De ces observations, recueillies au sujet de la crise industrielle et commerciale, il résulte clairement que la réforme de 1860, que les traités conclus à partir de cette époque en vue d’étendre les rapports d’échange avec l’étranger, ne sont point responsables de cette crise, dont l’origine et la persistance s’expliquent par de tout autres motifs. Aussi la commission du sénat ne s’est-elle point crue autorisée par les documens de l’enquête à condamner en principe le régime libéral ni le système des traités de commerce que la plupart des manufacturiers, entendus par elle, avaient attaqués dans les termes les plus vifs ; mais, composée en majorité de protectionnistes, elle a demandé que la question des traités fût réservée, que l’on se bornât à proroger provisoirement les conventions existantes, et que le nouveau tarif général, destiné à servir de règle pour les négociations ultérieures, fixât des droits plus élevés au profit des industries en souffrance[1]. Pour atténuer une crise qui provient de causes multiples, elle n’a indiqué d’autre remède que le relèvement des taxes douanières. Il est permis de dire que la consultation n’est point complète, que les docteurs, après avoir observé exactement les symptômes du mal, n’ont point ordonné de remède approprié, et que, si une plus forte dose de protection servie par les douaniers devait être efficace, il vaudrait mieux revenir franchement tout de suite à l’ancien régime de la prohibition. Au

  1. Voici le texte de la résolution proposée par la commission du sénat (rapport de M. Ancel) :
    « Le sénat engage le gouvernement à réserver, quant à présent, la question des traités de commerce et à proroger simplement ceux qui existent jusqu’à la promulgation du nouveau tarif des douanes, dont le parlement est saisi.

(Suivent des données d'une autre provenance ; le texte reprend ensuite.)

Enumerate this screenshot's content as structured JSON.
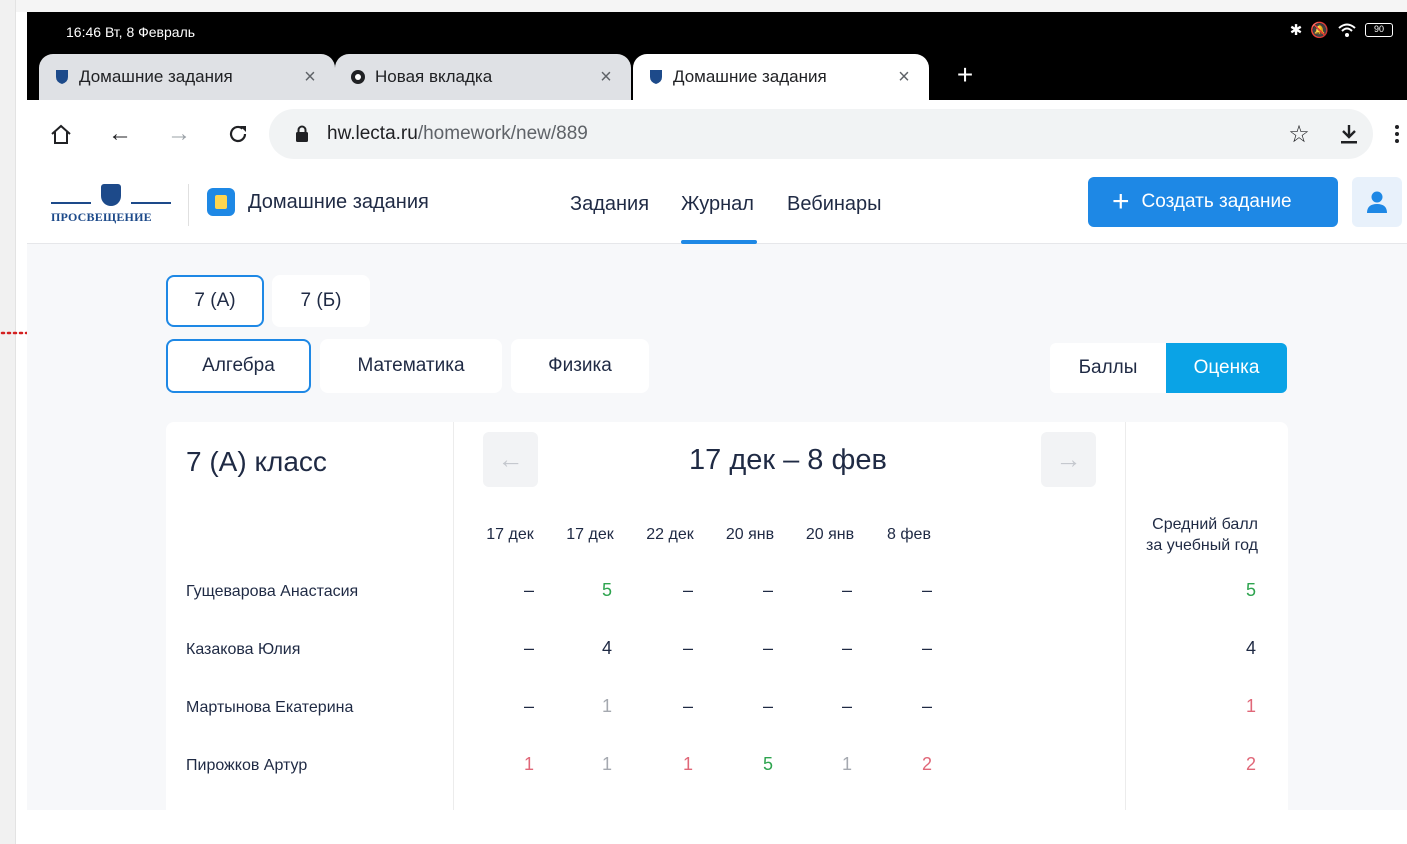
{
  "status": {
    "time": "16:46",
    "date": "Вт, 8 Февраль",
    "battery": "90"
  },
  "tabs": [
    {
      "title": "Домашние задания",
      "active": false
    },
    {
      "title": "Новая вкладка",
      "active": false
    },
    {
      "title": "Домашние задания",
      "active": true
    }
  ],
  "omnibox": {
    "host": "hw.lecta.ru",
    "path": "/homework/new/889"
  },
  "header": {
    "brand": "ПРОСВЕЩЕНИЕ",
    "app_title": "Домашние задания",
    "nav": [
      "Задания",
      "Журнал",
      "Вебинары"
    ],
    "active_nav": "Журнал",
    "create_label": "Создать задание"
  },
  "classes": [
    "7 (А)",
    "7 (Б)"
  ],
  "selected_class": "7 (А)",
  "subjects": [
    "Алгебра",
    "Математика",
    "Физика"
  ],
  "selected_subject": "Алгебра",
  "view_toggle": {
    "options": [
      "Баллы",
      "Оценка"
    ],
    "selected": "Оценка"
  },
  "journal": {
    "class_title": "7 (А) класс",
    "range": "17 дек – 8 фев",
    "dates": [
      "17 дек",
      "17 дек",
      "22 дек",
      "20 янв",
      "20 янв",
      "8 фев"
    ],
    "avg_header_line1": "Средний балл",
    "avg_header_line2": "за учебный год",
    "students": [
      {
        "name": "Гущеварова Анастасия",
        "grades": [
          "–",
          "5",
          "–",
          "–",
          "–",
          "–"
        ],
        "avg": "5"
      },
      {
        "name": "Казакова Юлия",
        "grades": [
          "–",
          "4",
          "–",
          "–",
          "–",
          "–"
        ],
        "avg": "4"
      },
      {
        "name": "Мартынова Екатерина",
        "grades": [
          "–",
          "1",
          "–",
          "–",
          "–",
          "–"
        ],
        "avg": "1"
      },
      {
        "name": "Пирожков Артур",
        "grades": [
          "1",
          "1",
          "1",
          "5",
          "1",
          "2"
        ],
        "avg": "2"
      }
    ]
  },
  "colors": {
    "accent": "#1e88e5",
    "toggle_active": "#0aa3e6",
    "grade_good": "#2ea44f",
    "grade_bad": "#e06778",
    "grade_muted": "#a5a9b0",
    "annotation": "#d32020"
  }
}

    « Ce tarif général, qui devra être établi dans le plus bref délai possible, sera appliqué, provisoirement, à tous les pays qui nous accorderont le traitement de la nation la plus favorisée et ne grèveront pas nos produits de droits supérieurs aux nôtres. Pour les nations qui ne nous accorderaient pas ces conditions, le tarif serait majoré dans une proportion que les chambres détermineront.
    « Le sénat demande que les droits qui protègent actuellement nos industries ne soient diminués pour aucune et qu’ils soient relevés dans une mesure suffisante pour celles qui sont en souffrance, »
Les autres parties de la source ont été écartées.